MMS Medical Marijuana Policy Expanded

Vital Signs: December 2012/ January 2013

The MMS House of Delegates approved an extensive new resolution on medical marijuana in early December, outlining considerations and criteria for regulations governing the implementation of the law, following voter approval of the ballot initiative in November that allows the use of medical marijuana in the state.

The resolution, which now becomes official policy of the Society, was adopted at the 2012 Interim Meeting.

The new policy covers such issues as the nature of the physician-patient relationship under the law, patient certification under the law, implications on occupational health and safety, and the relationship of medical marijuana to the state's Prescription Monitoring Program.
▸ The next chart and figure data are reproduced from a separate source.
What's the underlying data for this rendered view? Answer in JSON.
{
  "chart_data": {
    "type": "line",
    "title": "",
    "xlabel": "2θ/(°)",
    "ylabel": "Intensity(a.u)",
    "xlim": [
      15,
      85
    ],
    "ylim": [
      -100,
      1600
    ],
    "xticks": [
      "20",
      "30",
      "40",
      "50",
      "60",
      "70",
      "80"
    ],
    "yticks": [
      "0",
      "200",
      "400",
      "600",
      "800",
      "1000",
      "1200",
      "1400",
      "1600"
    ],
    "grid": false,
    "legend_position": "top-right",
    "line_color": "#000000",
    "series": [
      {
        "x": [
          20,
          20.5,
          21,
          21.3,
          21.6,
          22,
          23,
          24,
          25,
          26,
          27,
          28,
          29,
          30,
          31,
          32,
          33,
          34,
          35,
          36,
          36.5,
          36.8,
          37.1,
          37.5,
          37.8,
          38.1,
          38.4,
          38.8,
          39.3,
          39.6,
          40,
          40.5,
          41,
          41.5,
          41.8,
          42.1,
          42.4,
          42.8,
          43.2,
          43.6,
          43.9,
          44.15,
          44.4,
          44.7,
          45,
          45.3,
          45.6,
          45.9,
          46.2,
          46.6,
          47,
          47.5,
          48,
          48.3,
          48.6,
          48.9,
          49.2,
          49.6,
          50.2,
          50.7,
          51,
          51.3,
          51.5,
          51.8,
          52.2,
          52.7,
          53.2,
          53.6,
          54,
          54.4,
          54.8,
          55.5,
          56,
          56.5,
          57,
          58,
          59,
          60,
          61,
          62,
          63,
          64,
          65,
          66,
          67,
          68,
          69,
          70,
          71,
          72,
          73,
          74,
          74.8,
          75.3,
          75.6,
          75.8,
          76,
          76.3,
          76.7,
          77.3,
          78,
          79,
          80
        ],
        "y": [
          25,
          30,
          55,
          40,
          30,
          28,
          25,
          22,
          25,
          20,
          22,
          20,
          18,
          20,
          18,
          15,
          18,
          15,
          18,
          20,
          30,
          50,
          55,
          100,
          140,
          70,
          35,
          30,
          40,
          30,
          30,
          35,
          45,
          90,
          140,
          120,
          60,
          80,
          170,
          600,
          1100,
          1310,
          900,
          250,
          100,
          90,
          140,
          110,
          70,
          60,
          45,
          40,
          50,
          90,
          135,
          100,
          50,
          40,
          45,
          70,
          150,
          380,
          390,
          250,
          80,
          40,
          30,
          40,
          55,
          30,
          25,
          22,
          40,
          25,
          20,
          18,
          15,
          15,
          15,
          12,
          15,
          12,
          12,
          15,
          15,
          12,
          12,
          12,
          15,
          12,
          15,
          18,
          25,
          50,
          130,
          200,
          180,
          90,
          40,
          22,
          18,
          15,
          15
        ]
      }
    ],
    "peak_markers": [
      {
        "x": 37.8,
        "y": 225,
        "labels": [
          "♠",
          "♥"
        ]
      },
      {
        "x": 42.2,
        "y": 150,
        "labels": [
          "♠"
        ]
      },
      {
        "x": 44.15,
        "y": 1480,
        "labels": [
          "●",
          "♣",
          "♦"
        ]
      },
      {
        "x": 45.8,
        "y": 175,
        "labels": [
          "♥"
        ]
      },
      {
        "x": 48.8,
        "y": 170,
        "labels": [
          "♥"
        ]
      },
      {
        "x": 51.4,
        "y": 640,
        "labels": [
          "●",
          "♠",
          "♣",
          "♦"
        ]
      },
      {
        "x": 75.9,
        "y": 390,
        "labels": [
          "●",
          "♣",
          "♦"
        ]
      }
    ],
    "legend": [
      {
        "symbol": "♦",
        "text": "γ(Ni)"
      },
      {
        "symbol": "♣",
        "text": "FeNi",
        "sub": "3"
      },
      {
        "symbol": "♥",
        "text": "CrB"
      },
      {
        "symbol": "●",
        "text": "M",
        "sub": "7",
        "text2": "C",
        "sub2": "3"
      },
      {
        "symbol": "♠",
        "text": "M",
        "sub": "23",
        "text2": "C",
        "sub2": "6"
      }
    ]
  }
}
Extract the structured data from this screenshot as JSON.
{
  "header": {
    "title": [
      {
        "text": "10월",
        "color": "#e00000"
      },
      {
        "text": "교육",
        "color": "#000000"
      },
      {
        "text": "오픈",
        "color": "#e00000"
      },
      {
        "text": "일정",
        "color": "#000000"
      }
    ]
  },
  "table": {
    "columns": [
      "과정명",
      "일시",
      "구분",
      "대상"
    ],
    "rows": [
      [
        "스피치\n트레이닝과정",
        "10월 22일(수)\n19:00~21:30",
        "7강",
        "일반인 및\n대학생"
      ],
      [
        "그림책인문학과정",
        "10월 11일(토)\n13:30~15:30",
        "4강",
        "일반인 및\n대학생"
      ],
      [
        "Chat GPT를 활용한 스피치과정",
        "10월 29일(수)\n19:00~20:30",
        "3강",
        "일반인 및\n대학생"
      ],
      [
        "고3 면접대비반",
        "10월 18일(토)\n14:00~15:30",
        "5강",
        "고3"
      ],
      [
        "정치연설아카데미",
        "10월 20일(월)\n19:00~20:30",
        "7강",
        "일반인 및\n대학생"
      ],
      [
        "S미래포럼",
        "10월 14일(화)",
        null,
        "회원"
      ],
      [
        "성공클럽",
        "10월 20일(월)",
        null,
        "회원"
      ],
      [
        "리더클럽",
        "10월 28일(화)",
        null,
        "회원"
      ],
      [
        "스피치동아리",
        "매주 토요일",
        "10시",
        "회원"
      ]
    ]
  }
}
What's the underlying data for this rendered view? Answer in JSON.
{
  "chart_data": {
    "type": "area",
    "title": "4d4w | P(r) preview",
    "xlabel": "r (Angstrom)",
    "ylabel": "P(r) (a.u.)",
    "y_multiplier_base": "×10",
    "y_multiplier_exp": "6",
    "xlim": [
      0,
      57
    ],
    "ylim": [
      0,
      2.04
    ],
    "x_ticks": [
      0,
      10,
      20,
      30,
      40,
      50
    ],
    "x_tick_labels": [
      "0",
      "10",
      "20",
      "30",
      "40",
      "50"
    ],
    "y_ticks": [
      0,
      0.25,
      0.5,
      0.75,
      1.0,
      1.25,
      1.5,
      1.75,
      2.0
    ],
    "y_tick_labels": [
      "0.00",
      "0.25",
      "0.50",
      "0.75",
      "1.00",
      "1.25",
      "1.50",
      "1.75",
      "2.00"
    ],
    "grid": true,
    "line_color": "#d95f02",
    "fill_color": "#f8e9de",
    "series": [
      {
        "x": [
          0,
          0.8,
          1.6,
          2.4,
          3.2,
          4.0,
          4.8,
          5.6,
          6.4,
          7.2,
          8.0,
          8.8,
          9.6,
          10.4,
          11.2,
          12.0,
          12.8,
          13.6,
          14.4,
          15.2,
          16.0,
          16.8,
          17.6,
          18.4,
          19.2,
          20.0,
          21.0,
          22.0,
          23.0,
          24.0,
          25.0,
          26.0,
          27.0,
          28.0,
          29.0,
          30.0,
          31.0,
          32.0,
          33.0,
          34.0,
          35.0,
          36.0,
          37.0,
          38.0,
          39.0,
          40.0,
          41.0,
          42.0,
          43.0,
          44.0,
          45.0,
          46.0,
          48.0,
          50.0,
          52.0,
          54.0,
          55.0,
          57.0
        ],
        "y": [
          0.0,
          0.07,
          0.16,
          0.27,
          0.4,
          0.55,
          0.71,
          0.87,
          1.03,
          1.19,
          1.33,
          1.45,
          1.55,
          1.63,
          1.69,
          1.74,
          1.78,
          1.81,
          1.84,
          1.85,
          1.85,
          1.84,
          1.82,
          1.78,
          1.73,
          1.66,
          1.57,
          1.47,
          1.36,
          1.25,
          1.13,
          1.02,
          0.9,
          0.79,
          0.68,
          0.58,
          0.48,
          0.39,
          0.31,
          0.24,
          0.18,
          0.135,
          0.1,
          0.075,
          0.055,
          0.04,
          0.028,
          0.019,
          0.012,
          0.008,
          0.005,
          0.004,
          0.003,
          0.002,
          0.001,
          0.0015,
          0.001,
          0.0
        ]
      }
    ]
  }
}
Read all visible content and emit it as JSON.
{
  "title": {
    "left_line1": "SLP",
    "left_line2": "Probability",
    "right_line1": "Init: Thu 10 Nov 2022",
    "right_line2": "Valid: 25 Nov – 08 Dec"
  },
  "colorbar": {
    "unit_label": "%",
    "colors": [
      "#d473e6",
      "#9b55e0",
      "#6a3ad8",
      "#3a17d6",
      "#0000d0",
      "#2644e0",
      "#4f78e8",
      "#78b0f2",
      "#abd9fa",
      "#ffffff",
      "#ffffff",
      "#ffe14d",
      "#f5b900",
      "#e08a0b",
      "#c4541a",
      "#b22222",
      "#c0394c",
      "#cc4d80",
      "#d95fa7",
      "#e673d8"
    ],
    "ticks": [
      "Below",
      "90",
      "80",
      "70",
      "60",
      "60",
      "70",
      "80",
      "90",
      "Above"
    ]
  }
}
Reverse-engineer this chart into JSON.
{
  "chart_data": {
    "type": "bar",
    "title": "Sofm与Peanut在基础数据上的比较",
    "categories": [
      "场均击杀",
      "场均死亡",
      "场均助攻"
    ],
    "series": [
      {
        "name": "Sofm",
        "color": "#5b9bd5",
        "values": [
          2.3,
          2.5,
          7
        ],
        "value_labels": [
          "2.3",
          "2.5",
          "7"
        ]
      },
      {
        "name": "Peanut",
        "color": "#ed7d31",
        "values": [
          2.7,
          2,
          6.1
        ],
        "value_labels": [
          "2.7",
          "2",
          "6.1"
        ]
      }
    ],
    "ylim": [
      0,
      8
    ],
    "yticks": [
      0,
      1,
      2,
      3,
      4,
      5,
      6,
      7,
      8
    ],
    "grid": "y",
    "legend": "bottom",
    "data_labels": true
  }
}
It also addresses physician peer reporting requirements under regulations of the Board of Registration in Medicine (BRM).

"We recognize that the law is binding as a result of the vote," said MMS President Richard V. Aghababian, M.D., "but as written, the law poses many unanswered questions. Of particular concern are issues that bear directly on a physician's practice of medicine under the regulations of the BRM and those that could affect the physician-patient relationship.

"As the law requires physician participation to certify patients, it is imperative that we provide perspective and input on these issues as regulations are developed to govern the full implementation of the medical marijuana law," said Dr. Aghababian.

Specifically, the new policy targets seven areas with respect to the new law and states that the MMS will:

  • Work with the BRM to define the nature of the physician-patient relationship required under the law, including required parent or guardian permission for those under 18 years of age
  • Advocate for the development of appropriate standards for certification by physicians, including that physicians must have an active license from the BRM, a Massachusetts Department of Public Health (DPH) Controlled Substances Registration, and a federal Drug Enforcement Agency (DEA) Registration - elements not specified in the law
  • Advocate that the certifications for registration cards be based on a patient's diagnosis and the physician's assessment that the patient's pain or symptoms cannot be controlled with conventional medical therapy
  • Advocate that the regulations consider the implications of marijuana use on occupational health and safety
  • Advocate to the BRM and the Department of Public Health that regulations include a number of recommendations from the American Society on Addiction Medicine relevant to patient care
  • Advocate with the DPH and the Legislature that marijuana dispensing be integrated with and become part of the state's Prescription Monitoring Program
  • Work with the BRM to clarify the mandated peer reporting requirements that do not apply to physicians who choose to provide certifications under the law

The MMS continues to oppose the legalization of medicinal marijuana until such time that scientific studies demonstrate its safety and efficacy, and it has asked the DEA to reclassify marijuana so that its potential medicinal use by human may be further studied and potentially regulated by the U.S. Food and Drug Administration. The Massachusetts law, scheduled to go into effect Jan. 1, does not require any health care professional to authorize the use of medical marijuana for a patient.